I realized that I had been applying a double standard.
I loved Landis’ performance in the 2006 Tour, the way he seemed to be assuming the mantle of American cycling leadership from a retired Lance Armstrong, his folksiness, and that amazing comeback on Stage 17, the performance that ultimately led to his doping positive and being stripped of the Tour de France victory.
I didn’t like Valverde. Viewed through the prism of the Puerto investigation, I convicted him of cheating, based on the circumstantial evidence available through the press, and then further indicted him for his flamboyant denials and audacity in continuing to compete in the biggest races at the highest level. In my mind, I was watching a cheat who suffered no consequences. He rubbed our noses in it. He imperiled our sport for his own selfish interests.
This is, of course, complete prejudice.
I don’t know Floyd Landis, and I don’t know if he cheated. I’ve heard awfully compelling arguments that he did, and equally strong reasoning to suggest he didn’t. I don’t know Alejandro Valverde, and I don’t know if he cheated either. Maybe yes. Maybe no.

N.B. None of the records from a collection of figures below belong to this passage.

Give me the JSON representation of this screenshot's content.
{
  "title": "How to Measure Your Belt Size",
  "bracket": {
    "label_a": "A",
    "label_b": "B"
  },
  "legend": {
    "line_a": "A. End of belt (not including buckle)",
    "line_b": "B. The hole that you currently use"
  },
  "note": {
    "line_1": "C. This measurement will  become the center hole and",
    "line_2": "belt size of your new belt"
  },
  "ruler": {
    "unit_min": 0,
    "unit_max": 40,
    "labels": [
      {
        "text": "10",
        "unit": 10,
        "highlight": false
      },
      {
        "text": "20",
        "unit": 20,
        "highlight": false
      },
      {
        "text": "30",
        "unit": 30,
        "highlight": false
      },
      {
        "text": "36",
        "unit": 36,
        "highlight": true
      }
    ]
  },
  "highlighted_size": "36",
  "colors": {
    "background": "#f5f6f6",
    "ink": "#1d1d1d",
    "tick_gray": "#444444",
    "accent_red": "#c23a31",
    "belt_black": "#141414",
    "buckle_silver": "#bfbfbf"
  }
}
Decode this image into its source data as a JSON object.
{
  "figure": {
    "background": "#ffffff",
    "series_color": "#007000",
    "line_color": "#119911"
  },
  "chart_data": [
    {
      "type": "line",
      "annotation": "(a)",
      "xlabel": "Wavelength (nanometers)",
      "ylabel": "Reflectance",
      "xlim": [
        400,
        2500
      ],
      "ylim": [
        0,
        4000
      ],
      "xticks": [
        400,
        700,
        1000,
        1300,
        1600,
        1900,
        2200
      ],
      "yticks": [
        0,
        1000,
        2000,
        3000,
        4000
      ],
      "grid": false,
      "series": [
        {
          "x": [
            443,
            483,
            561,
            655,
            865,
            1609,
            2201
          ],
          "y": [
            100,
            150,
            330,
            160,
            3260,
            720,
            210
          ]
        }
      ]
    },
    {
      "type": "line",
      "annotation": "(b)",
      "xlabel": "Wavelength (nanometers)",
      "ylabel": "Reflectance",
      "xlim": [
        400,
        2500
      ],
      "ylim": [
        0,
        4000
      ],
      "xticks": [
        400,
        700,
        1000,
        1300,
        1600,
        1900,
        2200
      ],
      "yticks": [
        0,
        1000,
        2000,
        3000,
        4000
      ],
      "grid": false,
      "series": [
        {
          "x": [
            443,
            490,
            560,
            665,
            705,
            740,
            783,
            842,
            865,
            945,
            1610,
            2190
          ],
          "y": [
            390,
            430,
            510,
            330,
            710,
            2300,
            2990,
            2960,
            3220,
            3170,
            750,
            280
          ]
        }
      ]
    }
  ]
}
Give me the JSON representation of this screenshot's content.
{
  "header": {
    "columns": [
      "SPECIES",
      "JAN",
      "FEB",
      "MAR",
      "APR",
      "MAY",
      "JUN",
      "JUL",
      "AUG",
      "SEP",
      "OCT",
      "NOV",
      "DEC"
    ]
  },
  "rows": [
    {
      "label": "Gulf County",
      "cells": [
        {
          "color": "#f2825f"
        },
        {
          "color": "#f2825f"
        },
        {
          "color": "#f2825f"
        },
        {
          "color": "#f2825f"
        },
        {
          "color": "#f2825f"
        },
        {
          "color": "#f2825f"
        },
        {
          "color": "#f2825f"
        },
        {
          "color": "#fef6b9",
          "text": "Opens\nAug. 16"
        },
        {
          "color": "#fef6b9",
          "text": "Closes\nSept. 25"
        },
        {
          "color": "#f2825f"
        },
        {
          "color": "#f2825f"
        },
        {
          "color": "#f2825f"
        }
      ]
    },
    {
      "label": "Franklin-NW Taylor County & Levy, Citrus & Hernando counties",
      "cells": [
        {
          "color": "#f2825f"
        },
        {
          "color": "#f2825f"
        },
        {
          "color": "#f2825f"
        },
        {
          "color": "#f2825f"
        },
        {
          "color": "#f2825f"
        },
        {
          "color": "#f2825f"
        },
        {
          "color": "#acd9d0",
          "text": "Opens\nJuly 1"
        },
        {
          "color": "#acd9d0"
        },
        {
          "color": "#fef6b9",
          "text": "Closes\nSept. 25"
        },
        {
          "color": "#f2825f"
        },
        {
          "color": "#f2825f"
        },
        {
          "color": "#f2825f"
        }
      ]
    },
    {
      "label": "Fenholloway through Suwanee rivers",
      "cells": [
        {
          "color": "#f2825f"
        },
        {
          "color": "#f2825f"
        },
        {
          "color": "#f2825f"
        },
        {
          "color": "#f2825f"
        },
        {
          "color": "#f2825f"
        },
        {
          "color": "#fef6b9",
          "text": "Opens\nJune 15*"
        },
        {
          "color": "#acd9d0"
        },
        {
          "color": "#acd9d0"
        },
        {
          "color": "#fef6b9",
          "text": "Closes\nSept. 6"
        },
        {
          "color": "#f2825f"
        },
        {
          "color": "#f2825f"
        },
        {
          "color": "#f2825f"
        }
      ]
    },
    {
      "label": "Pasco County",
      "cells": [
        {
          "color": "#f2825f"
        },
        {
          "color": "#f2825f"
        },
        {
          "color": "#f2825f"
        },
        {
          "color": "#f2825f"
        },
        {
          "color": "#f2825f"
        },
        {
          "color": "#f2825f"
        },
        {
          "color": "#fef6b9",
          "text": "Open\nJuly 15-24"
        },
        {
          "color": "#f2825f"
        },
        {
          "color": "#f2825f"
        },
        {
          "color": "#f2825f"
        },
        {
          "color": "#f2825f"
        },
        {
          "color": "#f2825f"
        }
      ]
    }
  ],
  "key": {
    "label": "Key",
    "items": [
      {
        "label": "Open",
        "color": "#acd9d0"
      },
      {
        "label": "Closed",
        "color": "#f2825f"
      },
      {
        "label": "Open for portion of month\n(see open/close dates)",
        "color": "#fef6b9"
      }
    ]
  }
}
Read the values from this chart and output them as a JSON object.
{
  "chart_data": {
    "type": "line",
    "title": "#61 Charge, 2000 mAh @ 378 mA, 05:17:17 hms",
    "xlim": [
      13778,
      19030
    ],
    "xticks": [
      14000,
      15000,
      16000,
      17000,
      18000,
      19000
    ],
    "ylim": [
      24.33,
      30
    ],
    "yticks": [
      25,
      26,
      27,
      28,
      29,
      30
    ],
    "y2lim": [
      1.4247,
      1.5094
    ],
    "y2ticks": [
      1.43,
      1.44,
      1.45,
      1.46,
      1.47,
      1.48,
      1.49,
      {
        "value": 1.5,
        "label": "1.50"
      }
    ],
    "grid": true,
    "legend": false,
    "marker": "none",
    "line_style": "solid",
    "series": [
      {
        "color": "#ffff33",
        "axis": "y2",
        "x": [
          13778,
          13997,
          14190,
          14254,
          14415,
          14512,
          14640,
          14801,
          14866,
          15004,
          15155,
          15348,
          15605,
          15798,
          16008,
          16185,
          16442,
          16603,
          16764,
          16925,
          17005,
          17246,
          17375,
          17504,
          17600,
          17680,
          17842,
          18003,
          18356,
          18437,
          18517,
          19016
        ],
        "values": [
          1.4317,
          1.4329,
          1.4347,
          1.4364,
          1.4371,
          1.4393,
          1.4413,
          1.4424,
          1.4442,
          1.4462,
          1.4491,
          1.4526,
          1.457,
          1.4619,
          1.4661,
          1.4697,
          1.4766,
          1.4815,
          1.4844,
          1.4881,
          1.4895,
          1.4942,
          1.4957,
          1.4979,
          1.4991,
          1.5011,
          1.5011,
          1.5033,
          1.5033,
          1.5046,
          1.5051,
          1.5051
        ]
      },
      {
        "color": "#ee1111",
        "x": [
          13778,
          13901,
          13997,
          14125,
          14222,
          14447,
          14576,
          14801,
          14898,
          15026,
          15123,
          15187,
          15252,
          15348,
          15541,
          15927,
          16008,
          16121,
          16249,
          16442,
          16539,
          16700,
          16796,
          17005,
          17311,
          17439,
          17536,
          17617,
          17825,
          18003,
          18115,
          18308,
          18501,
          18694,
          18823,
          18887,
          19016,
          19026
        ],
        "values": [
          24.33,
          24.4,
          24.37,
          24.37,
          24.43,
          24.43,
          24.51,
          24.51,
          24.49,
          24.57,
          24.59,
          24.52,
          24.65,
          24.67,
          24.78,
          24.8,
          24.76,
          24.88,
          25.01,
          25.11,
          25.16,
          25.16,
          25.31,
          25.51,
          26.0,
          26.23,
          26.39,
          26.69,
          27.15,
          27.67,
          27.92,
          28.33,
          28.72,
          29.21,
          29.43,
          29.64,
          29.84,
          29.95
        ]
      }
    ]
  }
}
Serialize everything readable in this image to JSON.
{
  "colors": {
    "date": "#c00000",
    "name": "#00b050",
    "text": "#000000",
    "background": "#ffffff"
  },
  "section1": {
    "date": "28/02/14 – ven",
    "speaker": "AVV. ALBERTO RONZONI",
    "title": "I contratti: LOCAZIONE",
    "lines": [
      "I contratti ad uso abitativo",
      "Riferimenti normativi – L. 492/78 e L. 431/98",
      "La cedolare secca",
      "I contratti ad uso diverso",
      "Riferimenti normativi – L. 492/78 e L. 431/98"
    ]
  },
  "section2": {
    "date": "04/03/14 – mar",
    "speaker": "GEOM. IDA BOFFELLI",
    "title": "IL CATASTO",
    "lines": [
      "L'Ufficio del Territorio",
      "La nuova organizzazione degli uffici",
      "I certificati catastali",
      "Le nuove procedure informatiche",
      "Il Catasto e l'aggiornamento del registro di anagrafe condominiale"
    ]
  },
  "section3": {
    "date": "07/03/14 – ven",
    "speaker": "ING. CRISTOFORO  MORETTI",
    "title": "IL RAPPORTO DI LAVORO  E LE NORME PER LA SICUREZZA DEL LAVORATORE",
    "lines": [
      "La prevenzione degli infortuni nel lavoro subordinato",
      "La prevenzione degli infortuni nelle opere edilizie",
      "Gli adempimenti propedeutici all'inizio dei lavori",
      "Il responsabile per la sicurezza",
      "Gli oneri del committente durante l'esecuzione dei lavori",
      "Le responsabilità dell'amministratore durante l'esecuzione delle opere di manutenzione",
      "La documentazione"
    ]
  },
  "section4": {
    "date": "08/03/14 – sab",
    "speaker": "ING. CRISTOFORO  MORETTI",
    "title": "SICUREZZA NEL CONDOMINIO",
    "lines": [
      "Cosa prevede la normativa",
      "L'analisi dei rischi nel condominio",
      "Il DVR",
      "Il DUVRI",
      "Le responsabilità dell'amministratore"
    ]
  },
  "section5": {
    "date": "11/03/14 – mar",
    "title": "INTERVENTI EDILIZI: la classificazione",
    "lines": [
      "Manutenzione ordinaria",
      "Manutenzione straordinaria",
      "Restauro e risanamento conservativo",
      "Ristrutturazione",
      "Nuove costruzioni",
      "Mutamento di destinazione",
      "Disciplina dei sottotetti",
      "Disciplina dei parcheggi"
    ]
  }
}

By continuing to ride, and by the UCI and now CAS (the Court of Arbitration for Sport) taking so long to resolve his case, Valverde has remained the elephant in the peloton. But maybe what that elephant points out is not that doping is alive and well, but rather that the UCI’s system for detecting and prosecuting doping cases is nowhere near sufficient to the task. Valverde goes on winning, a path not available to Landis, and by doing so he proves one of two things, possibly both, that he can win races without dope or, in the event he was and is doping, that the tests don’t work nearly well enough.
Today, the Vuelta a Murcia rolls out of its start in Spain. That race’s director, Paco Guzman, barred Italian teams from entering his race to protest, he said, the Italian’s ban on Valverde, who is from Murcia. Ironically, Valverde and his team, Caisse d’Epargne aren’t racing Murcia either, due to a mixup over payments. At time of writing, UCI chief Pat McQuaid had become involved, threatening Guzman with UCI sanction and demanding an apology. It’s an ugly mess.
I see now that cycling’s politics don’t admit of easy resolutions for what, to most fans, seem like straightforward questions. Did a rider dope? Did he not? Are the races clean? Is the process fair? Are the rules applied equally across the sport?
Last September I wrote that Alejandro Valverde was the elephant, but now I see that no one rider can own that distinction. In fact, now that we’ve recognized the doping and the problems it cause, what remains is the UCI’s ability, or lack thereof, to clean things up, to give us a clean competition where we trust the participants, the administrators and the results. This is the elephant who casts its enormous, gray shadow over the races, the sponsorships, the legends and the rising stars. The dope lingers because we don’t know how to stop it. The UCI is as confused as the riders are. And I, as a fan, have to find a way to reserve judgement, for now, and possibly forever.